FTSE Russell to include China A-shares to its key indexes
Updated 10:49, 30-Sep-2018
CGTN
["china"]
After three years of saying "no," global index provider FTSE Russell on Wednesday welcomed shares from the Chinese mainland markets into its major benchmarks, a move that could drive billions of foreign dollars into a market dealing with growing US-China trade friction.
The decision by FTSE Russell to include China's A-shares in its widely followed global benchmarks represents another win for the country's market regulator after the historic inclusion of mainland stocks in MSCI Inc's share indexes in June.
Market participants had expected the announcement by FTSE Russell, saying previous sticking points around capital controls and clearing and settlement were no longer issues.
FTSE Russell said in a statement that Chinese authorities had made "significant efforts to improve access for international investors."
Duan Shihua, general manager of Chinese index publisher Shanghai Changer Investment Management Consulting, estimated the FTSE inclusion could initially trigger 15 billion US dollars of foreign inflows into the market.

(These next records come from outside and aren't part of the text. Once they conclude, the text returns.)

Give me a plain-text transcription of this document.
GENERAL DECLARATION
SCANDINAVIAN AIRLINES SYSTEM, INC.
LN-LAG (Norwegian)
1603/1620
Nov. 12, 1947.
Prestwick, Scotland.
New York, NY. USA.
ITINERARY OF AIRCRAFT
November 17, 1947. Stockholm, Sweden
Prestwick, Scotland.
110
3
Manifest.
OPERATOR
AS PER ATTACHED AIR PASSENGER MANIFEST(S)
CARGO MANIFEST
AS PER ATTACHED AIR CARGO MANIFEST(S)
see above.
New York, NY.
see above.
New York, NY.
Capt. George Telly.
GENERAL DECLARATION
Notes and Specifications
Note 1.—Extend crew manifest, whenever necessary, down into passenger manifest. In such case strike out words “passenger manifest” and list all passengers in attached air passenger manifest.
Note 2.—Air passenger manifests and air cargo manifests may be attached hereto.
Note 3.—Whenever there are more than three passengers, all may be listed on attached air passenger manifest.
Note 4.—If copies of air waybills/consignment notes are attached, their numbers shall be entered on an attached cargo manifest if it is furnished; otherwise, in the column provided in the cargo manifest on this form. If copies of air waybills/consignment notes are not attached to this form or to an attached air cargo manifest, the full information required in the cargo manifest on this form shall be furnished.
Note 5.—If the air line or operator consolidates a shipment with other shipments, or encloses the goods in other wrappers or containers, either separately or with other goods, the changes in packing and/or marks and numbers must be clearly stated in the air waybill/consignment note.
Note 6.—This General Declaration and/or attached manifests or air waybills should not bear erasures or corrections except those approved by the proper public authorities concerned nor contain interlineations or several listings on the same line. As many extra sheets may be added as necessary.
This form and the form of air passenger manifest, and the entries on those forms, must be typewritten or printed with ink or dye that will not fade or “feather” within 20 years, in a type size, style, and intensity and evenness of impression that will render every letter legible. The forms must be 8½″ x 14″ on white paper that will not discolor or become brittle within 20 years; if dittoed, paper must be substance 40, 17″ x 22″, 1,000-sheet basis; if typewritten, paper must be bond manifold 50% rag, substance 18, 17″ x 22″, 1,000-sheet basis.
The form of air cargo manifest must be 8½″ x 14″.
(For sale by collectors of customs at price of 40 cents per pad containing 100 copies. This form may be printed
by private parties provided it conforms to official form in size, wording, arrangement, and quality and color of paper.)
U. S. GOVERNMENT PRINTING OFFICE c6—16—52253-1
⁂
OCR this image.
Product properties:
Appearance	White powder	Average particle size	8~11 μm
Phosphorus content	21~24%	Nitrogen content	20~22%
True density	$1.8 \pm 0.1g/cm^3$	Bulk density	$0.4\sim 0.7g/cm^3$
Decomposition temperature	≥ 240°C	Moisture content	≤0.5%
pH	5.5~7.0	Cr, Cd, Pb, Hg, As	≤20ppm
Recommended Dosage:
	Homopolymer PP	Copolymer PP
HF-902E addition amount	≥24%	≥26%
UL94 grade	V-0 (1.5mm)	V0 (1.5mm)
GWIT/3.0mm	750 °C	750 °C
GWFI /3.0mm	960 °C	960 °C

"If you don't add China - the world's biggest emerging market into your emerging market index, your benchmark would be defective, at least incomplete," he said.

Fresh Capital

According to FTSE, about 16 trillion US dollars is currently benchmarked to its indexes.
The inclusion of Chinese shares means that passive funds tracking FTSE's All-World and emerging markets indexes will buy yuan-denominated A-shares.
FTSE Russell said in its statement that it would assign China A-shares "Secondary Emerging" market status starting in June 2019.
Last month, FTSE Russell's chief executive officer, Mark Makepeace, told Reuters that FTSE could give a greater weighting to A-shares than MSCI if a "yes" decision was made.
Chinese brokerage GF Securities said that a higher weighting would mean FTSE could match bigger rival MSCI in terms of pulling money into China.
MSCI gave A-shares a roughly 0.8 percent weighting in its emerging market benchmark initially, triggering an estimated 18 billion US dollars of inflows. On Wednesday, MSCI said it would consider increasing Chinese share weighting in its indexes.
Fresh capital would help anchor China's stock market and ease depreciation pressure on the yuan, as China steps up moves to counter the destabilizing impact of an escalating trade war with the US.